Asked whether the US will use AstraZeneca doses, he said: “Nothing has been decided yet. My feeling is that given the contractual relationships we have with several companies; we have enough vaccine to satisfy all of our companies. needs without resorting to AstraZeneca.”
Late last year, the drug manufacturer and the University of Oxford released data from an earlier study with two varying degrees of vaccine efficacy for a dosing error. Then, in March, more than a dozen countries temporarily suspended the use of AstraZeneca’s vaccine after it was linked to a rare blood clotting disorder. Also, in March, a US health agency said the company’s data provided an incomplete picture of its effectiveness. Days later AstraZeneca published results showing reduced, though still strong, efficacy. Fauci said that “If we calculate the number (of doses) we will receive from J & J, from Novavax from Moderna and we bargain for more, it is likely that we can manage the vaccination campaign, but I cannot say for sure.”
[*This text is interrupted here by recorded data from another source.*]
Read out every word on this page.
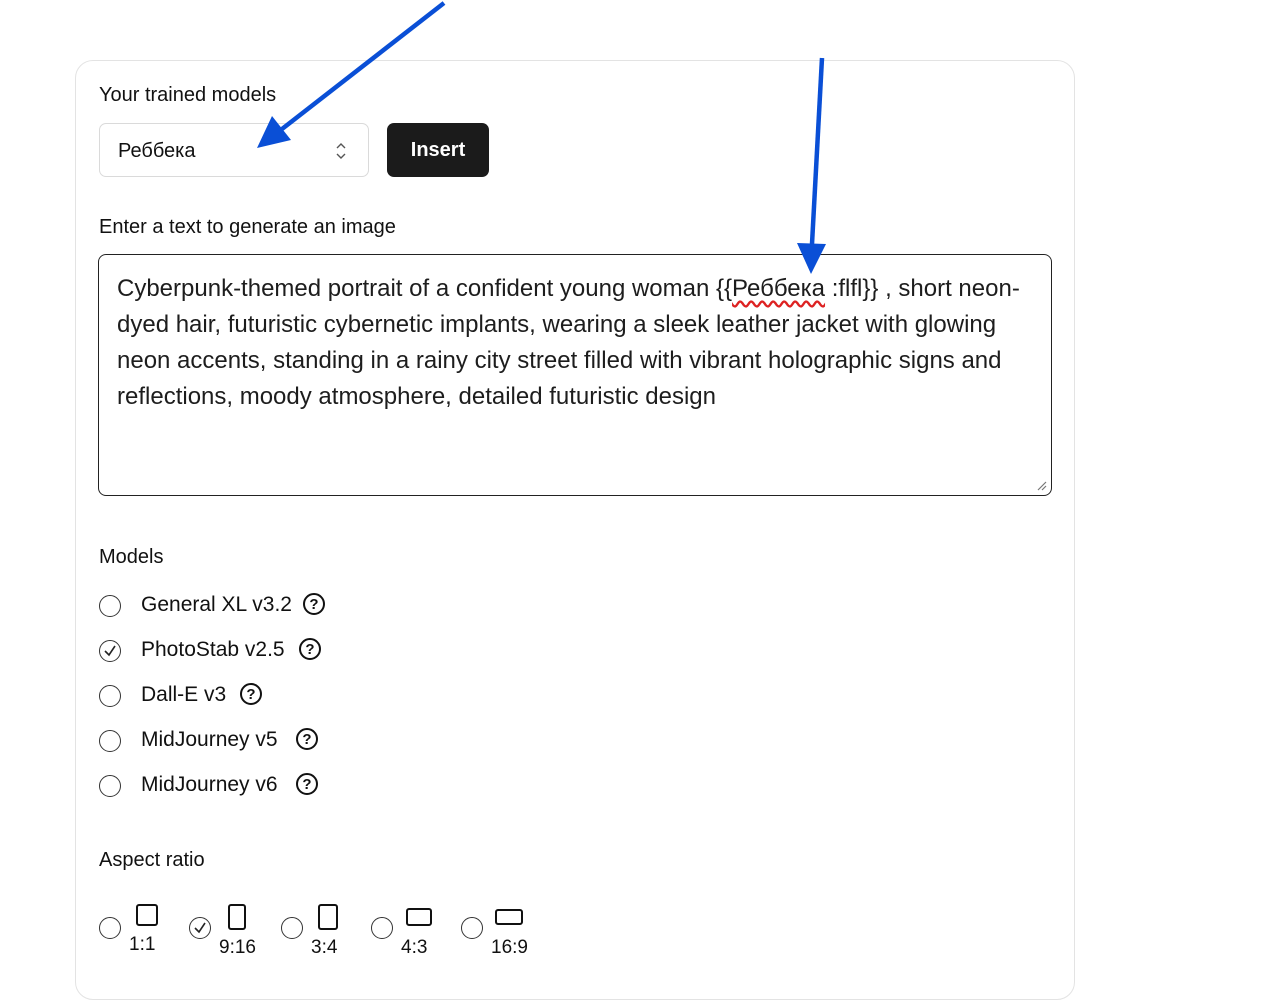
Your trained models
Реббека	Insert
Enter a text to generate an image
Cyberpunk-themed portrait of a confident young woman {{Реббека :flfl}} , short neon-dyed hair, futuristic cybernetic implants, wearing a sleek leather jacket with glowing neon accents, standing in a rainy city street filled with vibrant holographic signs and reflections, moody atmosphere, detailed futuristic design
Models
General XL v3.2	?
PhotoStab v2.5	?
Dall-E v3	?
MidJourney v5	?
MidJourney v6	?
Aspect ratio
1:1	9:16	3:4	4:3	16:9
The entire American adult population, aged 16 and over, can be vaccinated. With the announcement of Arkansas, the latest that had not yet made a decision, all fifty states have approved vaccination for even the youngest, covering the last portion of the adult population. The first to begin with the distribution of doses to 16-year-olds was Alaska on March 9, followed by Mississippi, West Virginia, Utah, and a part of Arizona. Between Monday and Thursday, it was the turn of twelve other states, including Texas and Connecticut. New York has announced the start of the administration to children from April 6. California starts on April 15th. The last, on May 1, will be Oregon, South Dakota, Nebraska, Hawaii, Alabama, and New Jersey.